Artistas como Kim Simonsson siguen hoy en día inspirándose en los grandes relatos que nos han acompañado desde nuestra infancia
La alianza entre la literatura y las artes plásticas ha sido y sigue siendo uno de los binomios más fructíferos e inspiradores para la creación artística. Dos formas de abordar y plasmar la realidad que no hacen más que enriquecer la experiencia del espectador creando un diálogo fascinante entre lo visual y lo narrativo.
Como si existiera un pacto implícito entre ellos, ambos se han retro alimentado hasta lograr convertirse en parte de nuestro imaginario colectivo, propiciando nuevos prismas desde los que interpretar las obras literarias a través de la plástica.
Ya desde la antigüedad clásica, los artistas acudieron a fuentes escritas que, como los relatos mitológicos y los poemas de Homero y Virgilio, han ocupado un lugar determinante en la historia del arte. Del mismo modo ocurre, a partir del medievo, con los textos bíblicos cuyos dogmas y enseñanzas se convirtieron en uno de los motores creativos por excelencia y, en consecuencia, en protagonistas de muchas de las obras de arte más memorables de la historia.
Pero, mucho más allá de los textos clásicos y bíblicos, esta simbiosis entre la palabra escrita y la expresión visual ha sido determinante a la hora de asociar grandes obras de la literatura universal con una imagen muy concreta.
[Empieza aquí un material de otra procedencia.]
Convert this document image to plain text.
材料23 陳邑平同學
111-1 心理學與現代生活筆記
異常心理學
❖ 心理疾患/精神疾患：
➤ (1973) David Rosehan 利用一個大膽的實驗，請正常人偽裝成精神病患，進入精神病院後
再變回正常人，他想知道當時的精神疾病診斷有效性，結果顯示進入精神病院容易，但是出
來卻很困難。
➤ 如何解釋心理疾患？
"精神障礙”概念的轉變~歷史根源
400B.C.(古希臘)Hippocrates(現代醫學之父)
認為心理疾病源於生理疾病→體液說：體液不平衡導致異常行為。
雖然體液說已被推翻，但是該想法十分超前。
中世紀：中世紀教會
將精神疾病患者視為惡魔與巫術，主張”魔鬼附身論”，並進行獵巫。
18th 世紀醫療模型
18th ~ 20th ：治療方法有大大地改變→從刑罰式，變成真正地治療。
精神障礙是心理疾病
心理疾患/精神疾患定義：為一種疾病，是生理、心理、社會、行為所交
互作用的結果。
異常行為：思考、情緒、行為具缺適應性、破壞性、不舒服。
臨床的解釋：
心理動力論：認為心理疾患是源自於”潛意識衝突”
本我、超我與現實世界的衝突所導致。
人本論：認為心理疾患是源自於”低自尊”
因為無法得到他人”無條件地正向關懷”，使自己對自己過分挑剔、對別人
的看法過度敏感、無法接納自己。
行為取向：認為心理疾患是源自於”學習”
Botticelli y sus ilustraciones de la Divina Comedia de Dante; John Everett Millais y su visión de la Ofelia de Shakespeare; Manet y sus versiones del flaneur de Baudelaire; Picasso y su inolvidable interpretación del Quijote de Cervantes; Dalí y su delirante Alicia en el país de las maravillas de Lewis Carroll; o Miquel Barceló y su interpretación da la Metamorfosis de Kafka, son solo unos pocos ejemplos del poderoso vinculo que se establece entre ambas, como si de su combinación obtuviéramos una versión más completa y potenciada de cada una de ellas.
Su constante y casi inevitable convergencia sigue aún hoy en día dando sus frutos a través de creaciones que, como las del finlandés Kim Simonsson, nos hacen viajar al país de nunca jamás y los niños perdidos de Peter Pan. Sus esculturas dotadas de un carácter singular e inimitable combinan técnicas artesanales antiguas con temas inspirados en el manga, en los cuentos tradicionales de su país natal y, como ya hemos apuntado, en los relatos de Peter Pan y los niños perdidos de J. M. Barrie, maridando de forma inconfundible lo inocente con lo inquietante extraño y melancólico.
Los niños como protagonistas absolutos de su producción se convierten en seres fantásticos que, como guardianes de los bosques, se muestran en perfecta simbiosis con el mundo natural, hasta el punto de camuflarse en él. Estas criaturas fantásticas protegidas por las plantas que crecen sobre sus pieles representan una comunidad utópica en la que no hay rastro de ningún adulto.
En este punto es inevitable rememorar la historia de Peter Pan y los niños perdidos, que construyen una sociedad secreta e impenetrable para defenderse contra las agresiones externas. Los niños del bosque de Simonnson, como los de Peter Pan, representan el espíritu genuino y verdadero de la naturaleza del cual, progresivamente, la humanidad se ha ido apartando. Frente a la degradación que paradójicamente ha generado el desarrollo y progreso, Simonsson nos propone una comunidad más sostenible capaz de relacionarse de otra manera con su entorno natural. Mientras no lo conseguimos, el arte de Simonsson mantiene viva la ilusión hacernos pensar que aun podemos viajar al país de nunca jamás.